I was tired and sweaty from my volleyball practice. It was already 10pm on a normal Tuesday. I showered and devoured my dinner. It almost looked like I hadn’t eaten in a week. The truth is I just wanted to be on time for the broadcasting of this drama series I was terribly hooked to.
“Mum, this is so unfair!” I yelled, “I have done everything I had to do today, and I’m old enough to stay up until it finishes. 1am is not that late. You’re just being dramatic!!” Obviously my mum wasn’t listening.
Looking back in time, I have to recognise my mum was right. The series was terrible. I realise now that her concern wasn’t my bedtime. It was what those shows (this particular one among others) were putting into my head. A strong, very muscly guy, fuming toxic masculinity.

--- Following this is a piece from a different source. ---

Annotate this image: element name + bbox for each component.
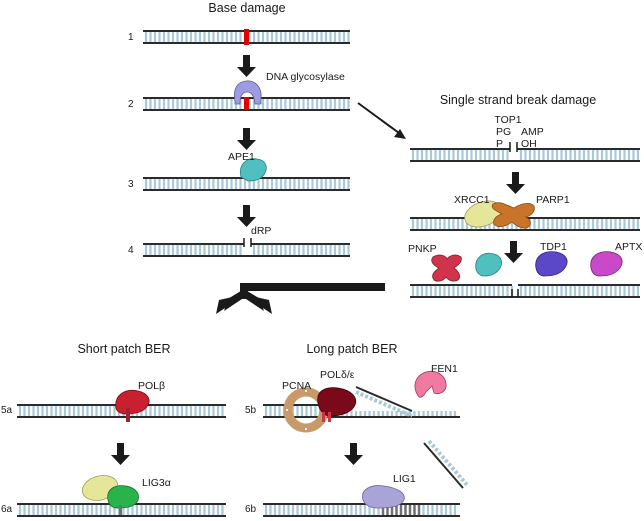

A poor defenceless girl who needed to be rescued. How cute, right? Actually, not cute at all.
Most of the insecurities and toxic behaviours we develop come from how much we normalise what we see on a screen. There’s no filter to it, it goes right into our brain. Especially a teenager’s brain. We don’t question it.
Years later I realised love was not the never-ending omnipotent feeling that I had seen on TV. It is not overwhelming beyond reason. It doesn’t paint everything around you with a pink brush. It’s not a constant draining feeling that should always be your priority no matter what it puts you through.
Love to me now is the feeling that I can share my happy path, (or rather my path towards being happy,) with someone else. Erich Fromm in “The art of love” defines love as an art. As something that should always have a foundation in the love you feel for yourself, above any other. I have come to learn that love is not an overwhelming feeling that falls on you and drowns you in happiness. The happiness has to come from within you, and only then you will be able to share it.
My question then is: why are we still teaching our teenagers toxic and destructive behaviours? Should we not fight for a healthier idea of love, so they can avoid the painful deconstructing process? Should we not teach our young ones to love themselves before they start loving anyone else? Should we not teach ourselves to love ourselves a little bit more? To me, that is the only way to achieve a healthy relationship, of any kind.